Barbara’s words reminded me of something I read in another context, from orphan-care advocate Shannon Dingle in CT’s special section The Local Church: “Any ministry done well is going to be messy.”
Indispensable Parts
Not surprisingly, then, RTO’s weekly mixture of celebration, joy, and hope—always with a measure of life’s messiness sprinkled in—regularly reminds us of our total dependence upon God.
For volunteers like me who are quick to wonder how we could ever relate to someone with such a different life, dependence means collaboration and prayer—lots of it—and an ever-growing awareness that we are powerless, on our own, to make a difference. All we can do is allow God’s love to work in and through us.
And for those coming out of prison, dependence means trusting and living fully in that love in obedience to the one who paid their ransom and set them free.
Which brings me to another RTO colleague. I’ll call him Jack.
Jack’s case is still in the courts—the high courts. It has drawn a fair bit of media attention. Throughout the snail’s pace of hearings, Jack has claimed innocence, even saying that he had been told by God that his name would one day be vindicated. So far, indeed, the courts have been on his side.
But Jack’s story is more than an endless series of court dates. It is a story that began in a jail cell four years earlier when, to hear Jack tell it, a light appeared, along with a voice telling him that it was Jesus calling Jack to himself.
From that day—and because state restrictions have prevented Jack from getting a job or returning to school—Jack has spent the bulk of his days studying God’s Word, listening to sermons, and increasingly sharing his story with local churches.
He has become a good friend, and his periodic visits to our home for a meal have resulted in my own faith, and that of my wife, being strangely warmed by the realization that Christ is still very much in the business of changing lives. Even lives laid bare on the front page of the Chicago Tribune.
RTO participants often echo Chuck Colson: Jack is a “living monument” to the transforming power of the gospel.
“Sometimes, even now, when I hear a story of what my husband used to be like,” says Barbara Mill, reflecting on Manny’s run from the law, “I think to myself, ‘Who was that man?
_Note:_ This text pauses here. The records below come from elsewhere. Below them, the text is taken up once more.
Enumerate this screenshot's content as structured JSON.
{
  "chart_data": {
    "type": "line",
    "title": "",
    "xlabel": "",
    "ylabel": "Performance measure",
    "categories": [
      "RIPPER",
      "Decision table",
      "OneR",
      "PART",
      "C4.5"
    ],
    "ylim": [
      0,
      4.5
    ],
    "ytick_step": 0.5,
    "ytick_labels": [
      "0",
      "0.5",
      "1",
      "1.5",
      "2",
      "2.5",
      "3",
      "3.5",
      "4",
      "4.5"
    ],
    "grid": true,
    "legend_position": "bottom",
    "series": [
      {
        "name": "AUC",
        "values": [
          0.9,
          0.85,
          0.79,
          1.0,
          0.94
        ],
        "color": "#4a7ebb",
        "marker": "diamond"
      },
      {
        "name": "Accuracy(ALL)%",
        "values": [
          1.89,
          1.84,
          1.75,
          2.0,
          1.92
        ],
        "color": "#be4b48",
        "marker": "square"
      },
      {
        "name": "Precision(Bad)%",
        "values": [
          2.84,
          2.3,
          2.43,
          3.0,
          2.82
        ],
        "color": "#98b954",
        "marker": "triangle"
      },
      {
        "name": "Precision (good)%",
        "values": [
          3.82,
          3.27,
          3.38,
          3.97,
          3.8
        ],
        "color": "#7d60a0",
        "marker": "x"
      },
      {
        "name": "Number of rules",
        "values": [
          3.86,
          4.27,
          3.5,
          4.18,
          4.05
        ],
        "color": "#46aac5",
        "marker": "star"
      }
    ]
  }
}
I don’t know him at all.’ Then I remember that he is a ‘living monument’—the old is gone, the new has come.”
That kind of evidence of God’s transforming power awaits any church willing to take the risk.
“When we step into a situation, in faith, where we bring absolutely nothing of our own and have to completely rely on the Holy Spirit and God’s Word—that’s when we can fully experience what ‘Christ in me’ really means,” said Chuck Martin. “The long-term benefit to the church is full-scale revival as the body learns to become more and more desperate for Christ on a minute-by-minute basis.
“Does it bother us to join in fellowship with ex-murderers, ex-thieves, and ex-sinners of all kinds?” asks my friend Joe, the convicted sex offender mentioned earlier. “If so, then how can we belong to the one who welcomed Paul the apostle, the thief on the cross, and Mary Magdalene into his holy kingdom?”
Is the body of Christ stronger when some of its parts are removed? “On the contrary,” Paul said in 1 Corinthians 12, “those parts of the body that seem to be weaker are indispensable.”
In our region, RTO is on the leading edge of helping the church welcome back those missing members of the body—and as we do so, we discover that the experience has become indispensable for our faith.
“Someone said the reason we don’t experience God doing anything unusual is because we don’t do anything to demand it,” Pastor Marco told me. “When we step out in faith and love to extend grace to the prisoner, we are joining with Jesus in his radical work of redemption. When we go where Jesus is working, we will encounter his transforming presence and power in ways that will fuel our faith and bring glory to his name.”
Harold B. Smith is President and CEO of Christianity Today.